The passenger seat of my little Hyundai Sonata was my official pantry. I liked keeping things organized and the best way to drive across the country without a passenger princess is to have all the snacks in arms reach. This wasn’t my first rodeo, it was my second. I’d learned a thing or two.

Shivering as the wind whipped against my bare skin, I reached into the backseat closet and pulled out a rainbow streaked ski jacket from the 80s that I stole from my summer camp’s costume closet. Next, I rummaged for the bread, peanut butter and banana.

Climbing onto the hood of my car, I sat criss cross applesauce and began to assemble my sandwich. Occasionally catching myself staring out into the distance with the knife hovering over the peanut butter jar.

What the fuck is this place? It makes no sense.

By the time I successfully spread peanut butter onto one slice of bread, I welcomed the idea that it was a bunch of water out there. How it got there was beyond my imagination.
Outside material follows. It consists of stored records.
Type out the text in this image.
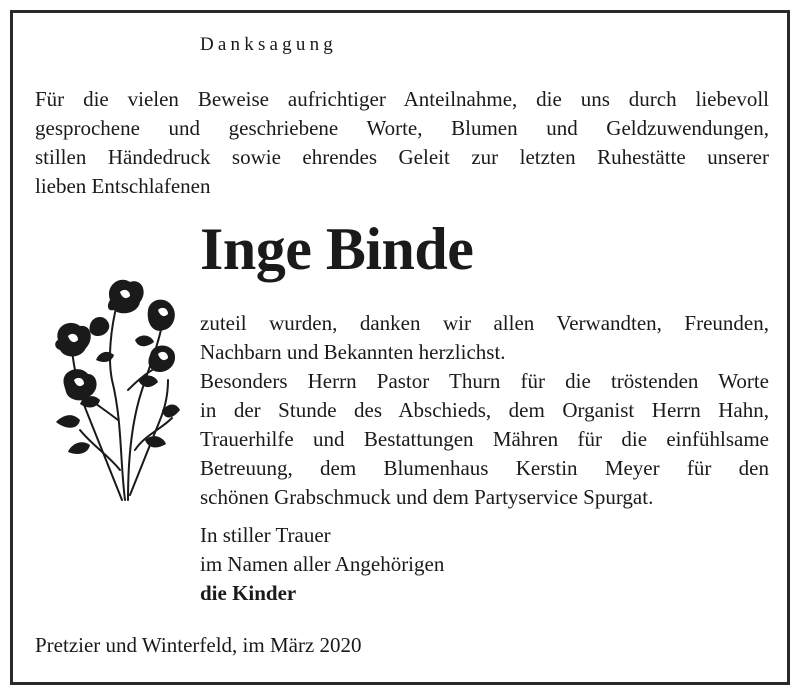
Danksagung
Für die vielen Beweise aufrichtiger Anteilnahme, die uns durch liebevoll
gesprochene und geschriebene Worte, Blumen und Geldzuwendungen,
stillen Händedruck sowie ehrendes Geleit zur letzten Ruhestätte unserer
lieben Entschlafenen
Inge Binde
zuteil wurden, danken wir allen Verwandten, Freunden,
Nachbarn und Bekannten herzlichst.
Besonders Herrn Pastor Thurn für die tröstenden Worte
in der Stunde des Abschieds, dem Organist Herrn Hahn,
Trauerhilfe und Bestattungen Mähren für die einfühlsame
Betreuung, dem Blumenhaus Kerstin Meyer für den
schönen Grabschmuck und dem Partyservice Spurgat.
In stiller Trauer
im Namen aller Angehörigen
die Kinder
Pretzier und Winterfeld, im März 2020
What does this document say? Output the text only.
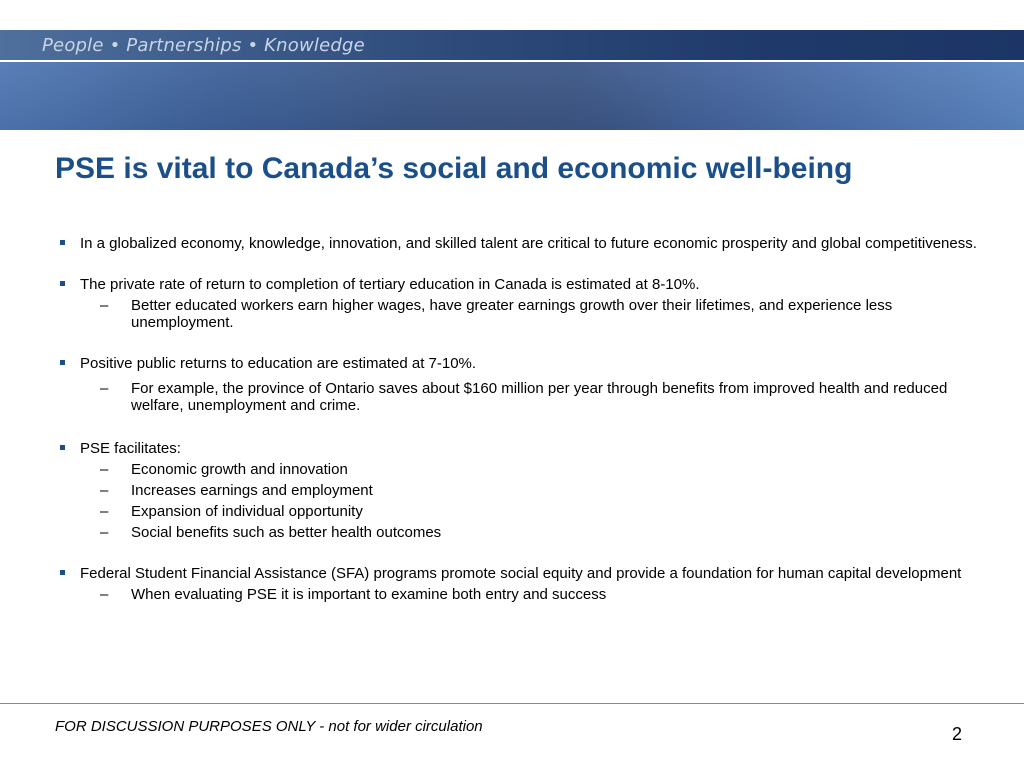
People • Partnerships • Knowledge
PSE is vital to Canada’s social and economic well-being
In a globalized economy, knowledge, innovation, and skilled talent are critical to future economic prosperity and global competitiveness.
The private rate of return to completion of tertiary education in Canada is estimated at 8-10%.
– Better educated workers earn higher wages, have greater earnings growth over their lifetimes, and experience less unemployment.
Positive public returns to education are estimated at 7-10%.
– For example, the province of Ontario saves about $160 million per year through benefits from improved health and reduced welfare, unemployment and crime.
PSE facilitates:
– Economic growth and innovation
– Increases earnings and employment
– Expansion of individual opportunity
– Social benefits such as better health outcomes
Federal Student Financial Assistance (SFA) programs promote social equity and provide a foundation for human capital development
– When evaluating PSE it is important to examine both entry and success
FOR DISCUSSION PURPOSES ONLY - not for wider circulation	2
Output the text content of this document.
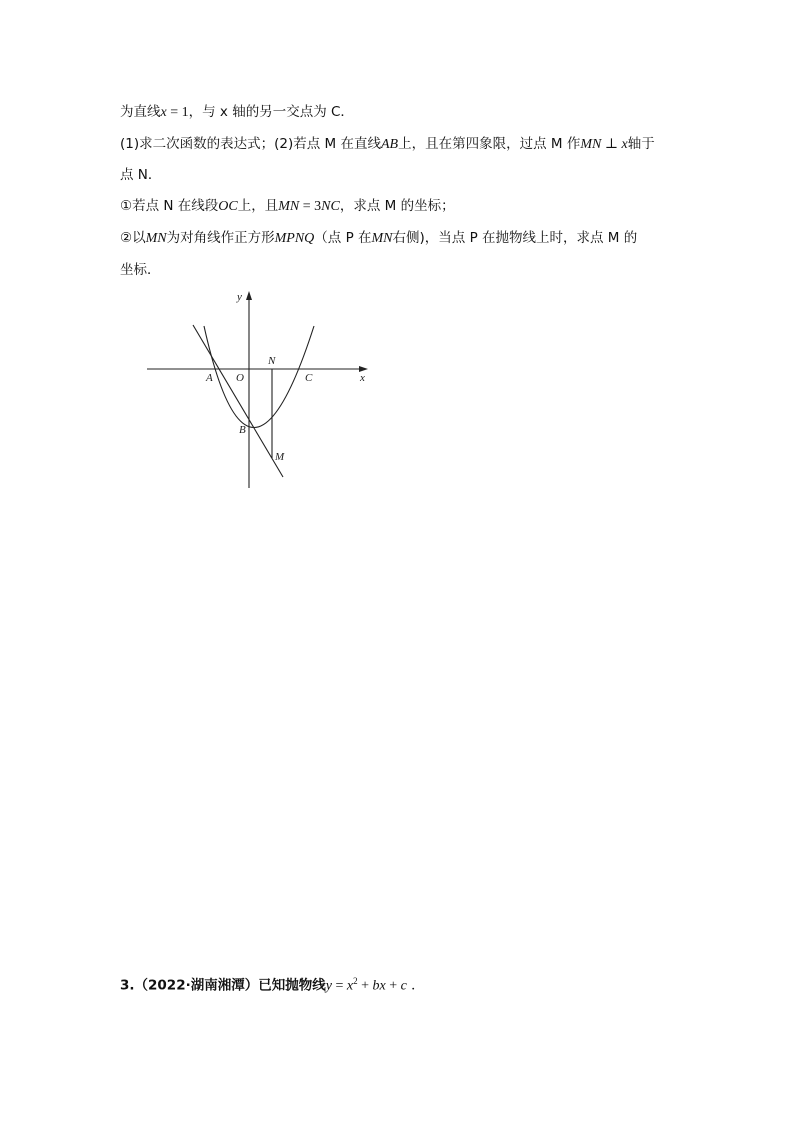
为直线x = 1，与 x 轴的另一交点为 C．
(1)求二次函数的表达式；(2)若点 M 在直线AB上，且在第四象限，过点 M 作MN ⊥ x轴于
点 N．
①若点 N 在线段OC上，且MN = 3NC，求点 M 的坐标；
②以MN为对角线作正方形MPNQ（点 P 在MN右侧)，当点 P 在抛物线上时，求点 M 的
坐标．
y
x
N
A O	C
B
M
3.（2022·湖南湘潭）已知抛物线$y = x^2$ + bx + c ．
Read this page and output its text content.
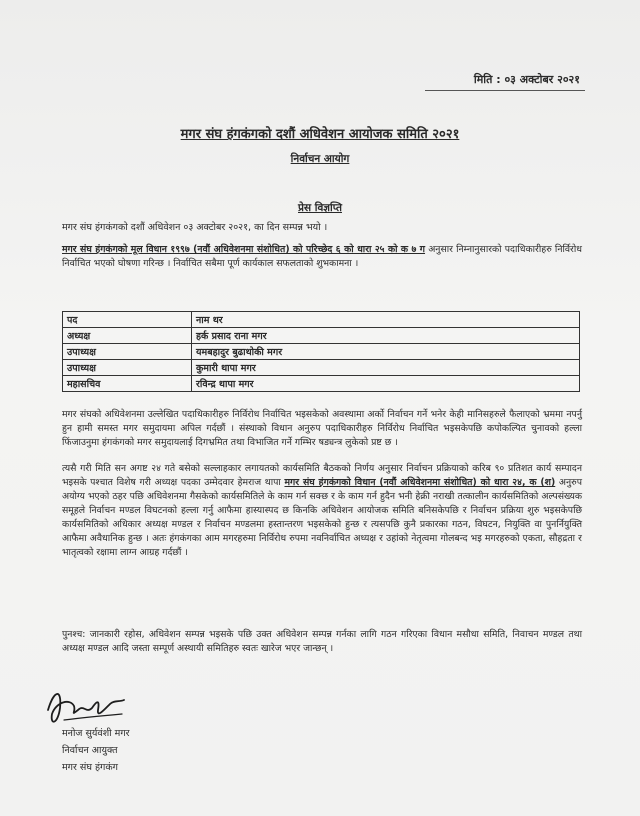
मिति : ०३ अक्टोबर २०२१
मगर संघ हंगकंगको दशौं अधिवेशन आयोजक समिति २०२१
निर्वाचन आयोग
प्रेस विज्ञप्ति
मगर संघ हंगकंगको दशौं अधिवेशन ०३ अक्टोबर २०२१, का दिन सम्पन्न भयो ।
मगर संघ हंगकंगको मूल विधान १९९७ (नवौं अधिवेशनमा संशोधित) को परिच्छेद ६ को धारा २५ को क ७ ग अनुसार निम्नानुसारको पदाधिकारीहरु निर्विरोध निर्वाचित भएको घोषणा गरिन्छ । निर्वाचित सबैमा पूर्ण कार्यकाल सफलताको शुभकामना ।
पद	नाम थर
अध्यक्ष	हर्क प्रसाद राना मगर
उपाध्यक्ष	यमबहादुर बुढाथोकी मगर
उपाध्यक्ष	कुमारी थापा मगर
महासचिव	रविन्द्र थापा मगर
मगर संघको अधिवेशनमा उल्लेखित पदाधिकारीहरु निर्विरोध निर्वाचित भइसकेको अवस्थामा अर्को निर्वाचन गर्ने भनेर केही मानिसहरुले फैलाएको भ्रममा नपर्नु हुन हामी समस्त मगर समुदायमा अपिल गर्दछौं । संस्थाको विधान अनुरुप पदाधिकारीहरु निर्विरोध निर्वाचित भइसकेपछि कपोकल्पित चुनावको हल्ला फिंजाउनुमा हंगकंगको मगर समुदायलाई दिगभ्रमित तथा विभाजित गर्ने गम्भिर षड्यन्त्र लुकेको प्रष्ट छ ।
त्यसै गरी मिति सन अगष्ट २४ गते बसेको सल्लाहकार लगायतको कार्यसमिति बैठकको निर्णय अनुसार निर्वाचन प्रक्रियाको करिब ९० प्रतिशत कार्य सम्पादन भइसके पश्चात विशेष गरी अध्यक्ष पदका उम्मेदवार हेमराज थापा मगर संघ हंगकंगको विधान (नवौं अधिवेशनमा संशोधित) को धारा २४, क (श) अनुरुप अयोग्य भएको ठहर पछि अधिवेशनमा गैसकेको कार्यसमितिले के काम गर्न सक्छ र के काम गर्न हुदैन भनी हेक्री नराखी तत्कालीन कार्यसमितिको अल्पसंख्यक समूहले निर्वाचन मण्डल विघटनको हल्ला गर्नु आफैमा हास्यास्पद छ किनकि अधिवेशन आयोजक समिति बनिसकेपछि र निर्वाचन प्रक्रिया शुरु भइसकेपछि कार्यसमितिको अधिकार अध्यक्ष मण्डल र निर्वाचन मण्डलमा हस्तान्तरण भइसकेको हुन्छ र त्यसपछि कुनै प्रकारका गठन, विघटन, नियुक्ति वा पुनर्नियुक्ति आफैमा अवैधानिक हुन्छ । अतः हंगकंगका आम मगरहरुमा निर्विरोध रुपमा नवनिर्वाचित अध्यक्ष र उहांको नेतृत्वमा गोलबन्द भइ मगरहरुको एकता, सौहद्रता र भातृत्वको रक्षामा लाग्न आग्रह गर्दछौं ।
पुनश्च: जानकारी रहोस, अधिवेशन सम्पन्न भइसके पछि उक्त अधिवेशन सम्पन्न गर्नका लागि गठन गरिएका विधान मसौधा समिति, निवाचन मण्डल तथा अध्यक्ष मण्डल आदि जस्ता सम्पूर्ण अस्थायी समितिहरु स्वतः खारेज भएर जान्छन् ।
मनोज सुर्यवंशी मगर
निर्वाचन आयुक्त
मगर संघ हंगकंग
Another car pulled into the parking lot and I sighed, not excited to share solitude. It was a fancy little sports car, all shiny and clean. Unlike my dust covered white car with scratches and dents that I decorated it with. A woman stepped out of the car in heels and a long floor length regal dress. The wind blew the billowy dress out behind her like you see in the commercials. The parking lot was her runway and she knew how to use it.

Damn, she’s pretty!

I could smell her perfume as she walked closer, toward the informational signs. Wondering if she could smell my body odor, I looked down at my sandwich to avoid eye contact. Placing sliced bananas in a neat row on top of the peanut butter, my sandwich was complete. The model with long curly hair was looking at me as I began to take my first bite.

“You look really cool right now,” she said to me as she passed by.

Huh?

The sandwich hovered in the air inches from my mouth. Smiling awkwardly, I said, “Thanks, you look really pretty right now.”

She blushed, as if she didn’t know. It occurred to me that perhaps neither of us could see ourselves clearly. A man got out of the fancy little car and followed her with a big lens camera. She posed in front of this supposed “lake” as I ate my sandwich and tried not to watch the sudden photoshoot that unfolded.

They left before I finished my sandwich, apparently getting what they came for. I sat on the hood of my car wondering about this weird place, never imagining that I would pull over to this exact overlook six years later.

Repeating the same drive that I hardly remembered, hands on the top of the wheel, eyes peeled for a place to pull over. Throwing on my left turn signal suddenly and driving up the long hill that obscured the overlook. Pulling up in a red truck in the dead of winter, I parked and my mouth dropped once again.

Holy shit…I’ve been here.

Having learned the words for the carrot colored ground (slickrock) and the balanced rock on an upside down ice cream cone (hoodoo). Knowing now that Lake Powell was a reservoir, built by man, engineered to trap water in an otherwise dry place.

Still, my eyes were glued to the sudden emergence of blue waters in a barren landscape of crispy orange. Mesmerizing and yet, different than I remembered.

Wasn’t there more water?

I didn’t have a camera phone back then, so there were no pictures of me sitting on top of my car in that 80’s rainbow ski jacket overlooking the reservoir. Only the faint memory of there being way more blue than I was seeing now.

Hungry for information, I pulled out my desert books on the Four Corners and began to study the geology of Lake Powell, known to me now as Glen Canyon. Inside the truck this time, hiding from the wind.

A frigid wind that cut into my skin under my puffy jacket. In that moment I regretted giving that cool 80’s jacket to my friend. Oh well.

It couldn’t be more than 30 degrees outside, but inside the truck it was warm enough to stay in sandals. I had two years of sleeping in cold deserts in a negative 20 degree sleeping bag under my belt by that point.

Unable to focus on the Laramide Orogeny geologic event, I pulled out my computer instead and wrote down a little secret: There is a part of me that wants to throw my whole life in Colorado away and move here.